Q. Comment se déroule un protocole thérapeutique ?
R. (Bernard Couderc) :Les essais sont très encadrés, mais quand on met en place un protocole, on pose une question : ce médicament est-il tolérable au niveau des effets secondaires ? C’est la première phase du protocole. Viennent les deux autres phases : est-il efficace ? Peut-on le substituer au médicament qui était alors de référence dans telle ou telle pathologie ? Récemment, de nouvelles molécules ont été mises sur le marché grâce à la recherche avec une efficacité majeure ; c’est le cas par exemple pour la leucémie myéloïde chronique, ou du cancer du sein.
Q. Quelles sont les avancées dans les traitements ?
R. (Bernard Couderc) : Outre les traitements déjà connus, comme la chimiothérapie ou l’hormonothérapie, il y a un développement de la thérapie génique et de l’immunothérapie. Les traitements personnalisés offrent de grands espoirs.
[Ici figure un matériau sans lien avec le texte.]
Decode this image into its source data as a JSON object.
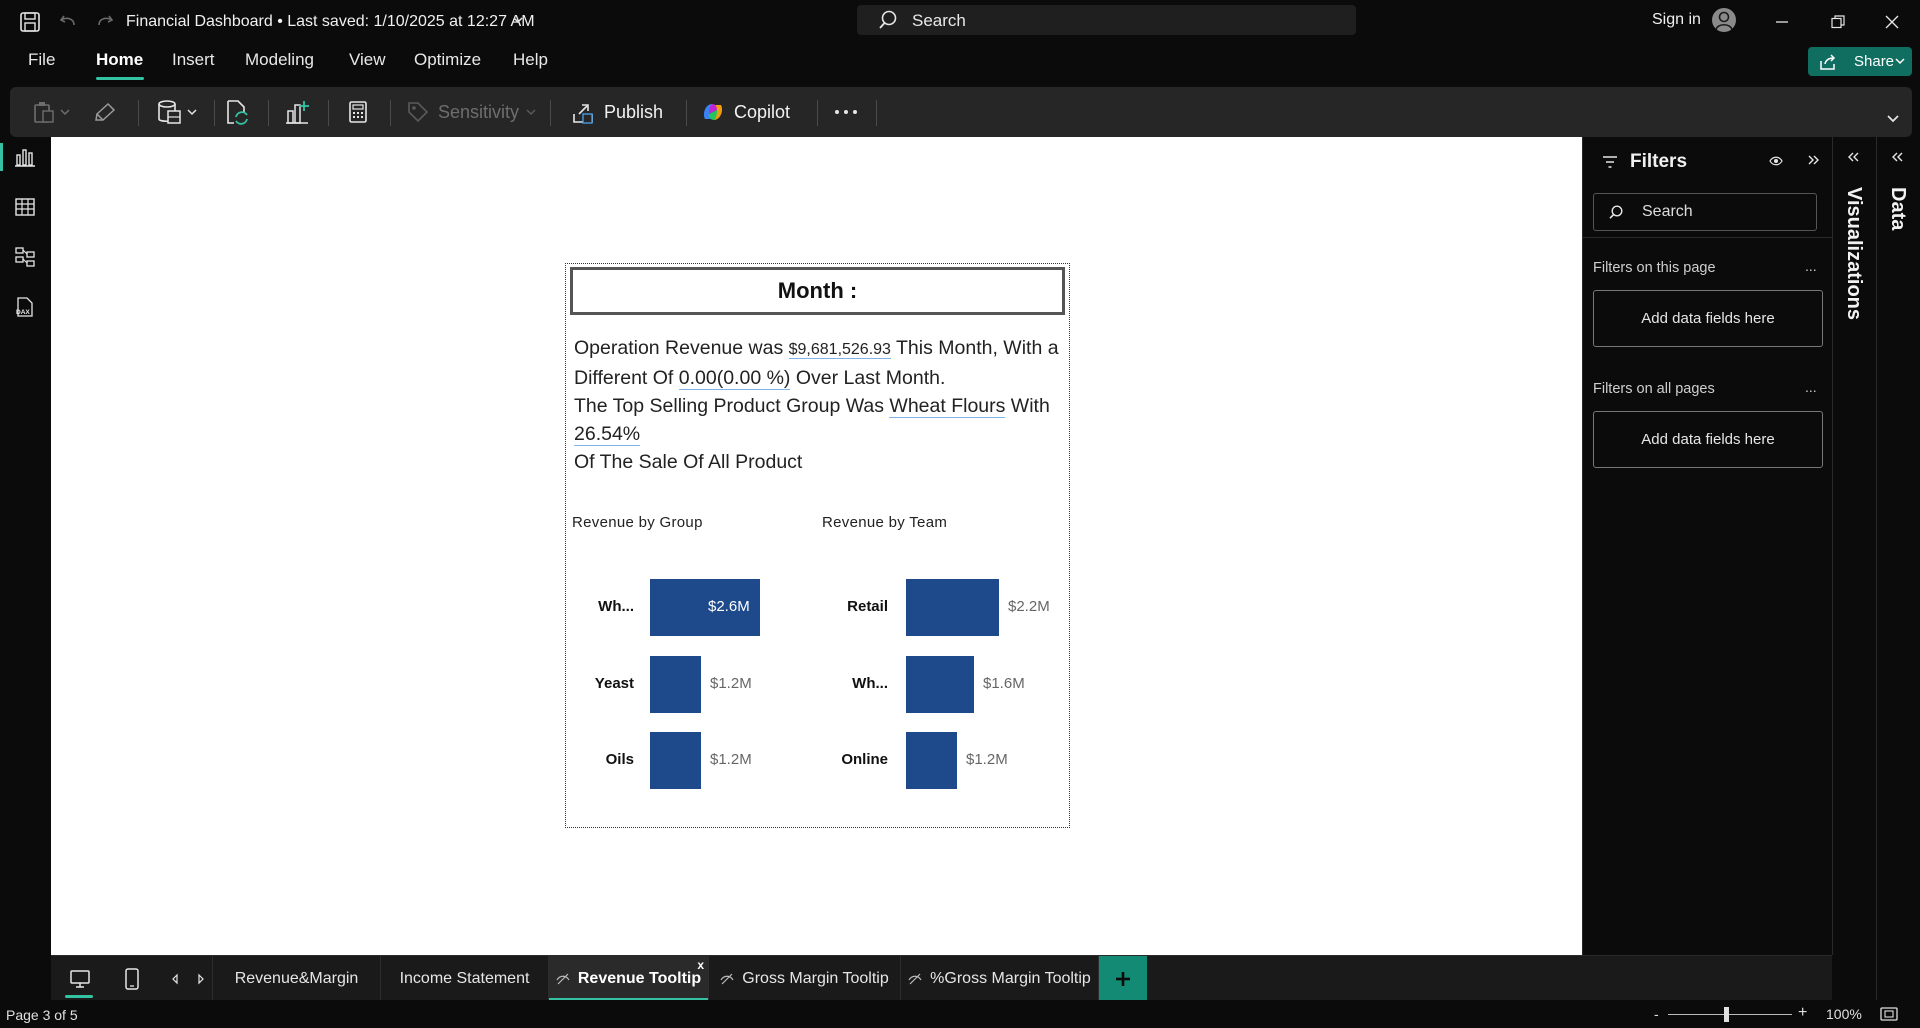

Il faut aussi souligner parallèlement les progrès importants au niveau de la chirurgie et de la radiothérapie qui restent des armes majeures en matière de traitement des cancers.
Q. Quelle réflexion souhaitez-vous mettre en lumière au terme de cet entretien ?
R. (Bernard Couderc) : La recherche est fondamentale pour progresser dans la lutte contre le cancer. Il faut que tous les malades, quels qu’ils soient, aient accès rapidement aux nouveaux médicaments et aux thérapeutiques innovantes. Il faut trouver une solution pour maîtriser les coûts. Enfin, nous pouvons souligner que la Ligue est le premier financeur privé qui soutient la recherche contre le cancer en France. Nous sommes une ONG et nous faisons appel à la seule générosité du public pour nous aider.